Personal information
- Date of birth: 13 March 2007 (age 19)
- Place of birth: Järvenpää, Finland
- Height: 1.87 m (6 ft 2 in)
- Position: Midfielder

Team information
- Current team: Ilves
- Number: 22

Youth career
- 0000–2019: JäPS
- 2020–2024: PK Keski-Uusimaa

Senior career*
- Years: Team / Apps / (Gls)
- 2024–: Ilves II / 35 / (3)
- 2025–: Ilves / 11 / (1)

International career^{‡}
- 2023–2024: Finland U17 / 17 / (1)
- 2024–2025: Finland U18 / 3 / (0)
- 2025–: Finland U19 / 9 / (0)

= Oskari Multala =

Finnish footballer (born 2007)

Oskari Multala (born 13 March 2007) is a Finnish professional football player who plays as a midfielder for Veikkausliiga side Ilves and the Finland national under-19 football team.

== Club career ==
Multala spent his early youth career with JäPS and PK Keski-Uusimaa before joining Ilves in July 2024. Initially playing primarily for the club's reserve side, Ilves II, he broke into the first team during the 2025 season, making appearances in both the Veikkausliiga and the UEFA Conference League qualifiers.

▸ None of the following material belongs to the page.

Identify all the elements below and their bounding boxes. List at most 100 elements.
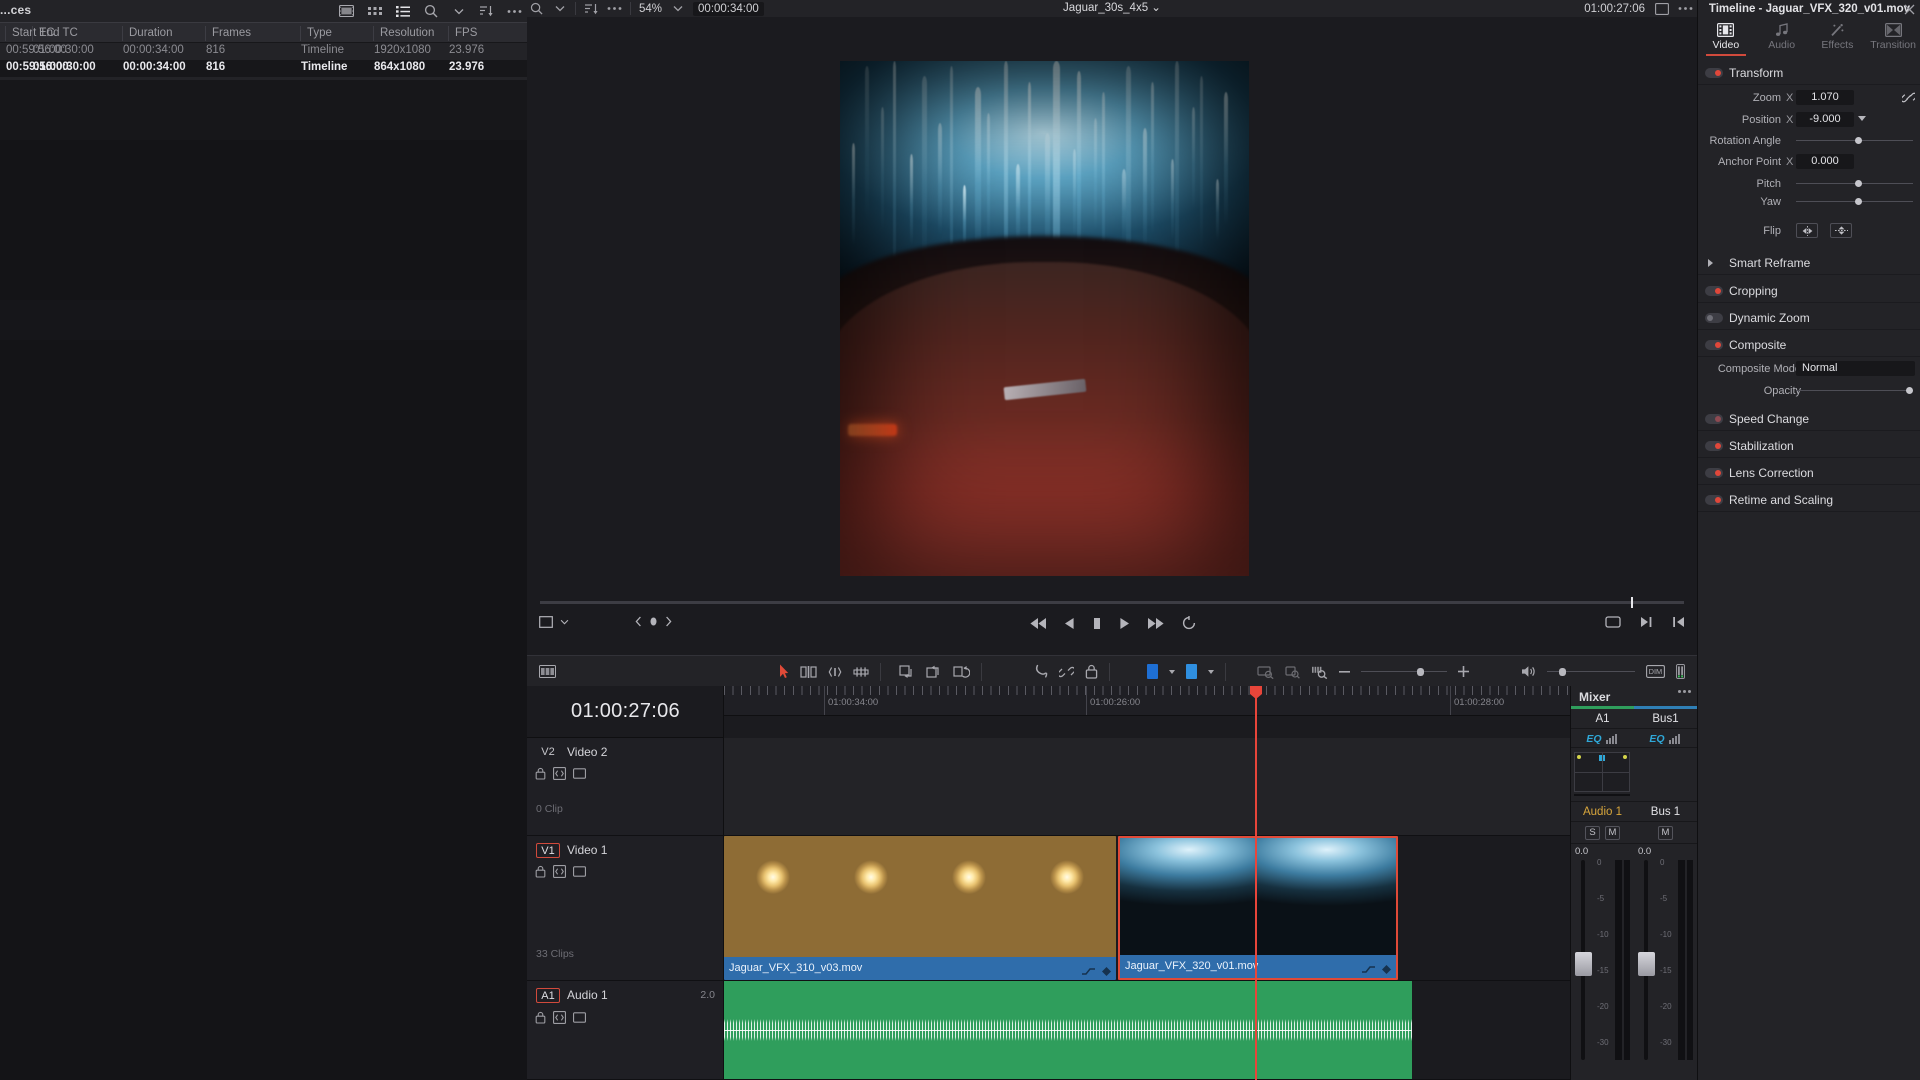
next-clip-icon[interactable] <box>1640 616 1653 628</box>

After earning significant playing time during the winter Finnish League Cup campaign, where he scored against SJK, Multala signed a two-year contract extension in March 2026, tying him to Ilves until the end of the 2028 season.

== International career ==
Multala has represented Finland at various youth international levels, including the under-17 and under-18 national teams. As a core player for the Finland national under-19 football team, he featured in the team's 2026 UEFA European Under-19 Championship qualification matches against opponents including the Netherlands and Spain.